Memory Consumption and Garbage Collection

Portal Server requires substantial amounts of memory to provide the highest possible throughput. At initialization, a maximum address space is virtually reserved but does not allocate physical memory unless needed. The complete address space reserved for object memory can be divided into the young and old generations.

Most applications suggest using a larger percentage of the total heap for the new generation, but in the case of Portal Server, using only one eighth the space for the young generation is appropriate, because most memory used by Portal Server is long-lived. The sooner the memory is copied to the old generation the better the garbage collection (GC) performance.

Even with a large heap size, after a portal instance has been running under moderate load for a few days, most of the heap appears to be used because of the lazy nature of the GC. The GC performs full garbage collections until the resident set size (RSS) reaches approximately 85 percent of the total heap space; at that point the garbage collections can have a measurable impact on performance.

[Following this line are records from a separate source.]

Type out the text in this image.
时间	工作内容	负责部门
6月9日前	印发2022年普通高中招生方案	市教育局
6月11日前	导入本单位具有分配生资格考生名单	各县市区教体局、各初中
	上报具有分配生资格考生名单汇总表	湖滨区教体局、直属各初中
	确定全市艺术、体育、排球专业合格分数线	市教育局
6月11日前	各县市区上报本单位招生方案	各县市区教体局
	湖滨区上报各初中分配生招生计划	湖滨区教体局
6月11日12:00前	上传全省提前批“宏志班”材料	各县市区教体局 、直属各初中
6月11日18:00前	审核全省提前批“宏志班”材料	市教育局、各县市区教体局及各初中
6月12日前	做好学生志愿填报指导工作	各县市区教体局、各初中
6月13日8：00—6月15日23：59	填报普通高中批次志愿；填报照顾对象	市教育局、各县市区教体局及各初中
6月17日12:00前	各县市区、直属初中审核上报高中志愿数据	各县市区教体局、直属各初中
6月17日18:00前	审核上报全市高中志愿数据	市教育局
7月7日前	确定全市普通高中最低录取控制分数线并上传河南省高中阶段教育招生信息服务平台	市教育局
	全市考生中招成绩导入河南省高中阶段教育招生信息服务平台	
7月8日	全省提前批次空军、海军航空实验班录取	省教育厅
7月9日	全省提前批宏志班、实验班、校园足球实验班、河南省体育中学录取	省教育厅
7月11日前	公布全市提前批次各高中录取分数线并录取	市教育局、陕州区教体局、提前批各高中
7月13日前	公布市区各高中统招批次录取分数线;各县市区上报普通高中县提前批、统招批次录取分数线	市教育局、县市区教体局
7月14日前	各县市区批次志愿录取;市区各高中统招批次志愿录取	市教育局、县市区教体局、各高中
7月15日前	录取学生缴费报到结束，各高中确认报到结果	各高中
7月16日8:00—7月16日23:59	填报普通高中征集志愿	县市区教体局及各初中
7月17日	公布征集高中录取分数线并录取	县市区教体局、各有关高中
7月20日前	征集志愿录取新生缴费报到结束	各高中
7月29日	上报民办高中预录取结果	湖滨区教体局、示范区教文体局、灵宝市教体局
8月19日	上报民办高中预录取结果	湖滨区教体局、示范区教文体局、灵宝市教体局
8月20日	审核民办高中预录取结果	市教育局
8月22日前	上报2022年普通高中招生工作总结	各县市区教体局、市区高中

For example, on a 900 MHz UltraSPARCIIITM, a full GC on a 2 GB heap can take over ten seconds. During that period of time, the system is unavailable to respond to web requests. During a reliability test, full GCs are clearly visible as spikes in the response time. You must understand the impact on performance and the frequency of full GCs. In production, full GCs go unnoticed most of the time, but any monitoring scripts that measure the performance of the system need to account for the possibility that a full GC might occur.

Measuring the frequency of full GCs is sometimes the only way to determine if the system has a memory leak. Conduct an analysis that shows the expected frequency (of a baseline system) and compare that to the observed rate of full GCs. To record the frequency of GCs, use the vebose:gc JVMTM parameter.